A rocket is in the form of a right circular cylinder closed at the lower end and surmounted by a cone with the same radius as that of the cylinder. The diameter and the height of the cylinder are 6 cm and 12 cm respectively. If the slant height of the conical portion is 5 cm, find the total surface area and the volume of the rocket. (Use π = 3.14).

The below figure shows the rocket:

Given,

Height of cylindrical portion (H) = 12 cm.

Radius of cylinder and cone = $\dfrac{\text{Diameter}}{2} = \dfrac{6}{2}$ = 3 cm.

Slant height of cone (l) = 5 cm.

⇒ h² = l² - r²
⇒ h² = 5² - 3²
⇒ h² = 25 - 9
⇒ h² = 16
⇒ h = $\sqrt{16}$ = 4 cm.

Total surface area of rocket (S) = Curved surface area of cylinder + Base area of cylinder + Curved surface area of cone.

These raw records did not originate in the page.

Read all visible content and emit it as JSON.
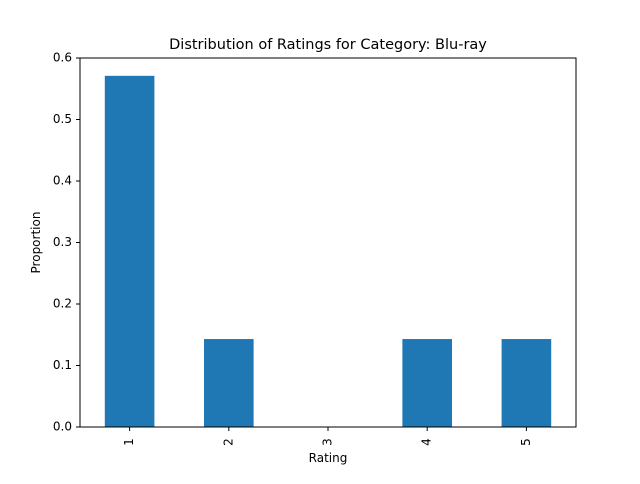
{
  "chart_data": {
    "type": "bar",
    "title": "Distribution of Ratings for Category: Blu-ray",
    "xlabel": "Rating",
    "ylabel": "Proportion",
    "categories": [
      "1",
      "2",
      "3",
      "4",
      "5"
    ],
    "values": [
      0.571,
      0.143,
      0.0,
      0.143,
      0.143
    ],
    "ylim": [
      0,
      0.6
    ],
    "yticks": [
      "0.0",
      "0.1",
      "0.2",
      "0.3",
      "0.4",
      "0.5",
      "0.6"
    ],
    "bar_color": "#1f77b4",
    "grid": false,
    "legend": "none"
  }
}
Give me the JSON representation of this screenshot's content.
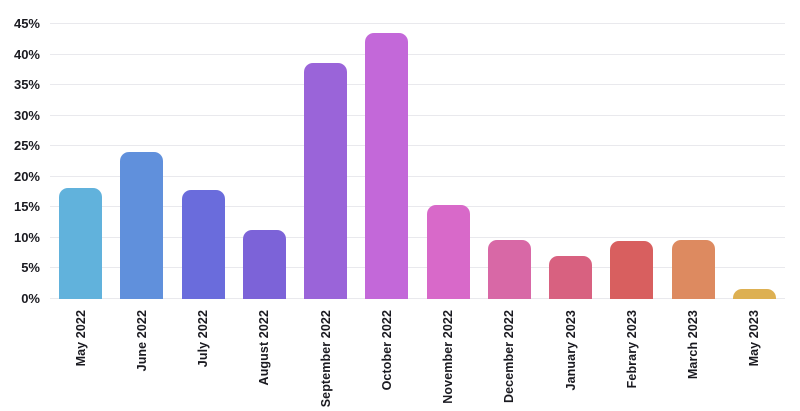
{
  "chart_data": {
    "type": "bar",
    "title": "",
    "xlabel": "",
    "ylabel": "",
    "categories": [
      "May 2022",
      "June 2022",
      "July 2022",
      "August 2022",
      "September 2022",
      "October 2022",
      "November 2022",
      "December 2022",
      "January 2023",
      "Febrary 2023",
      "March 2023",
      "May 2023"
    ],
    "values": [
      18.1,
      24.1,
      17.9,
      11.3,
      38.7,
      43.5,
      15.4,
      9.6,
      7.1,
      9.5,
      9.7,
      1.6
    ],
    "value_unit": "%",
    "bar_colors": [
      "#61b2dc",
      "#6090dc",
      "#6a6cdc",
      "#7c63d8",
      "#9a64d9",
      "#c368d9",
      "#d869c9",
      "#d868a6",
      "#d86180",
      "#d85f5f",
      "#dd8a60",
      "#ddb052"
    ],
    "ylim": [
      0,
      45
    ],
    "yticks": [
      0,
      5,
      10,
      15,
      20,
      25,
      30,
      35,
      40,
      45
    ],
    "ytick_labels": [
      "0%",
      "5%",
      "10%",
      "15%",
      "20%",
      "25%",
      "30%",
      "35%",
      "40%",
      "45%"
    ],
    "grid": true,
    "legend": false,
    "x_label_rotation": -90
  },
  "style": {
    "background": "#ffffff",
    "grid_color": "#e9e9ed",
    "axis_text_color": "#1a1a20"
  }
}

$\therefore S = 2πrH + πr^2 + πrl \\[1em] = πr(2H + r + l) \\[1em] = 3.14 \times 3 \times (2 \times 12 + 3 + 5) \\[1em] = 9.42 \times 32 \\[1em] = 301.44 \text{ cm}^2.$

Volume of the rocket (V) = Volume of cone + Volume of cylinder.

$\therefore V = \dfrac{1}{3}πr^2h + πr^2H \\[1em] = πr^2\Big(\dfrac{h}{3} + H) \\[1em] = 3.14 \times 3^2 \times \Big(\dfrac{4}{3} + 12\Big) \\[1em] = 3.14 \times 3^2 \times \Big(\dfrac{4 + 36}{3} \Big) \\[1em] = 3.14 \times 9 \times \dfrac{40}{3} \\[1em] = 376.8 \text{ cm}^3.$

Hence, the total surface area of rocket is 301.44 cm² and volume is 376.8 cm³.